Biomimetic peptides are designed to mimic the structure and function of natural peptides in the body. They perform various functions, such as promoting tissue repair, stimulating collagen production, enhancing skin elasticity, and supporting wound healing. In skincare products, they work by simulating the effects of proteins like collagen and elastin to reduce wrinkles and improve skin texture. In the medical field, they can act as antimicrobial agents, anti-inflammatory compounds, or even targeted drug delivery systems. By replicating natural biological processes, they hold significant value in both cosmetic and therapeutic applications, providing solutions for aging, disease, and tissue regeneration.

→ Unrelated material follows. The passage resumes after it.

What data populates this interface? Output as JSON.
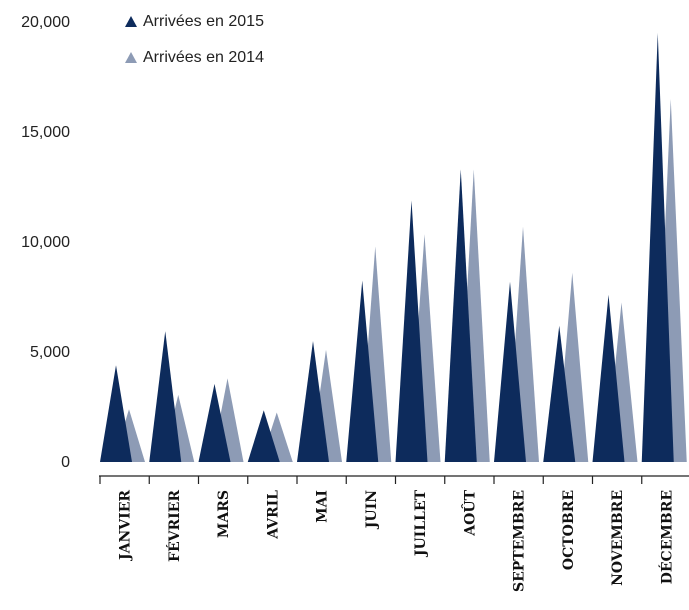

Biomimetic peptides are generally considered safe when used appropriately. Since they are designed to mimic naturally occurring peptides in the body, they are typically well-tolerated and have low toxicity. However, safety depends on factors such as the peptide's structure, concentration, and method of use. Extensive in vitro and in vivo studies are conducted to ensure their biocompatibility and effectiveness. In skincare products, they are usually included in formulations at low concentrations to minimize the risk of irritation. While adverse reactions are rare, individuals with sensitive skin or allergies should perform a patch test before use. Overall, biomimetic peptides represent a promising and safe option in both cosmetic and medical applications.